Ramusio's map of Brazil is the earliest obtainable separately issued regional map of Brazil, from Gastaldi's
Delle Navigazione e Viaggi, first published in Venice in 1556.
The map represents an extremely early and inaccurate depiction Brazil. The inland is virtually unknown. The Amazon and the Rio de Plata originate from a Volcano deep in the jungle. Beyond that is TERRA NON DESCOPERTA. The map is more pictorial than a representation of geographical information. Along the coast, Portuguese and French visitors are seen together with local indians ocean is filled with French and Portuguese ships, with fish and with monsters. Modern Rio de Janeiro is south of C. frio (Cabo Frio), and Salvador or Bahia, at C. de todos Santos. As noted by Suarez, "the vignettes include an early depiction of the hammock, for which the Brazilian Indians are famous, and the parrot. Hunting and domestic scenes abound, but Ramusio has spared the viewer the cannibal cliche already popularized on other maps."
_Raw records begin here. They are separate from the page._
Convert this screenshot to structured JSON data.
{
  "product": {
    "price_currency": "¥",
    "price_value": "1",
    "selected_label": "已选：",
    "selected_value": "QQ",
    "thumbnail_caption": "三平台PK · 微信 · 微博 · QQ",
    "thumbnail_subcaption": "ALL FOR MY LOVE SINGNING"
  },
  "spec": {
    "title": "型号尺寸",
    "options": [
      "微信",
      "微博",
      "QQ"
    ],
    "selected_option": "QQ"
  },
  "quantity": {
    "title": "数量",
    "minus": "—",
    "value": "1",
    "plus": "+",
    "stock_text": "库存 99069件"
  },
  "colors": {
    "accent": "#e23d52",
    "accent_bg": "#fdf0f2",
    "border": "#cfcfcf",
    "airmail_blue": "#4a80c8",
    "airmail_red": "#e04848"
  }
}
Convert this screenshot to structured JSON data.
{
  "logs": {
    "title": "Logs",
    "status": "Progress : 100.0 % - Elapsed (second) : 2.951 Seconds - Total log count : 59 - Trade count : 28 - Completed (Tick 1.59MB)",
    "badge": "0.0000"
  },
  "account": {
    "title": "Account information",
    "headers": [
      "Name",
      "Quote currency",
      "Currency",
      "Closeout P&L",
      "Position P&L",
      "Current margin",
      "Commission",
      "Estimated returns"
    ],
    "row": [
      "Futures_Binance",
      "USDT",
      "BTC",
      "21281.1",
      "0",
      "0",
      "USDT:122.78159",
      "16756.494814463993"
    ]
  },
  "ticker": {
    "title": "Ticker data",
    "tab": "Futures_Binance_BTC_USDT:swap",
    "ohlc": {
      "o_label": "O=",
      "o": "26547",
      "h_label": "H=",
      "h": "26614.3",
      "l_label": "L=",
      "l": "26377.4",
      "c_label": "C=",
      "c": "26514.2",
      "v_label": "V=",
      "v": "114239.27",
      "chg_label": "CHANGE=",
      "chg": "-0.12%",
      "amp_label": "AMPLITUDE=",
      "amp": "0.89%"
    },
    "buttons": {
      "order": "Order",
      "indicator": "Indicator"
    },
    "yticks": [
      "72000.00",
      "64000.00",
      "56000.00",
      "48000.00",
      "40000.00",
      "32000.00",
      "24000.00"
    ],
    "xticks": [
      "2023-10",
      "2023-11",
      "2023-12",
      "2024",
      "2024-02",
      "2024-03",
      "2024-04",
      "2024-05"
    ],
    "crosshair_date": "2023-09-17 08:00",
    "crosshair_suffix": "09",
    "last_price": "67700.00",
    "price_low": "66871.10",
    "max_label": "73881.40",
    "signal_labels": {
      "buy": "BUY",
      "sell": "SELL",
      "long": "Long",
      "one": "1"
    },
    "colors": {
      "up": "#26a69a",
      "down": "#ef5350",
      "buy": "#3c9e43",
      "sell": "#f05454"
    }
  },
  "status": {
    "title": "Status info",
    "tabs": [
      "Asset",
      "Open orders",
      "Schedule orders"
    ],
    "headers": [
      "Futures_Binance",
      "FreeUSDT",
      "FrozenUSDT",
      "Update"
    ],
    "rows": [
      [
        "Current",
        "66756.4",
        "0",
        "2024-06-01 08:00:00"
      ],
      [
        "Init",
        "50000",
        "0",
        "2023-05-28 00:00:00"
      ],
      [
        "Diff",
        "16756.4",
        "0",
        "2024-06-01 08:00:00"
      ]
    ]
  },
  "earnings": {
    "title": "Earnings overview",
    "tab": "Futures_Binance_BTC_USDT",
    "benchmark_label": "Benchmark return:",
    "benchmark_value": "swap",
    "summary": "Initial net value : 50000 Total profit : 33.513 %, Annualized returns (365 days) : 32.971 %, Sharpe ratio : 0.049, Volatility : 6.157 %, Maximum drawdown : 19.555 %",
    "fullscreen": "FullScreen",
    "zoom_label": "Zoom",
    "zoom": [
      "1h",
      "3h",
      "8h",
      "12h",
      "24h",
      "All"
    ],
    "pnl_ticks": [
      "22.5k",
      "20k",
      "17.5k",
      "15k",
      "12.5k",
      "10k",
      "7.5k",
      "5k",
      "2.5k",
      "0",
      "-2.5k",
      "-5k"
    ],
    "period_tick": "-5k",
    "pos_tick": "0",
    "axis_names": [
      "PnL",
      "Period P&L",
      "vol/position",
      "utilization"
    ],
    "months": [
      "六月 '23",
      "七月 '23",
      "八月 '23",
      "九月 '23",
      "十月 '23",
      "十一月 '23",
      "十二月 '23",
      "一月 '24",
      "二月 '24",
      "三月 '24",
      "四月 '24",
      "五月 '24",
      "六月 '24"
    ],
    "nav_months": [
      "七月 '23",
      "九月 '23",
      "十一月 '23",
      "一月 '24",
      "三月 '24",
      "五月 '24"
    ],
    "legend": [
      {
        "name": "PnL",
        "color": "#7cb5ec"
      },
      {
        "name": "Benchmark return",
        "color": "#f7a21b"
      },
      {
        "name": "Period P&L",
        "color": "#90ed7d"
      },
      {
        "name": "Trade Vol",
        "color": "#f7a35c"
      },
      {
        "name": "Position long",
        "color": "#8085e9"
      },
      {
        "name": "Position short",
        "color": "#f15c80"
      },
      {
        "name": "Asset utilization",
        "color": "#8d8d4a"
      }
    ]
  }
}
An essential map for collectors.
Giovanni Battista Ramusio (1485-1557) was an Italian geographer who worked within the Venetian Empire. His father had been a magistrate and he himself served as a civil servant to Venice. He served throughout Europe, allowing him to build up a network of informants and a collection of travel materials. He compiled this information into his enduring masterpiece, Navigationi et Viaggi, in 1550 (first volume) and 1556 (third volume). The second volume appeared after his death in 1559, as the original manuscript had been destroyed by a fire.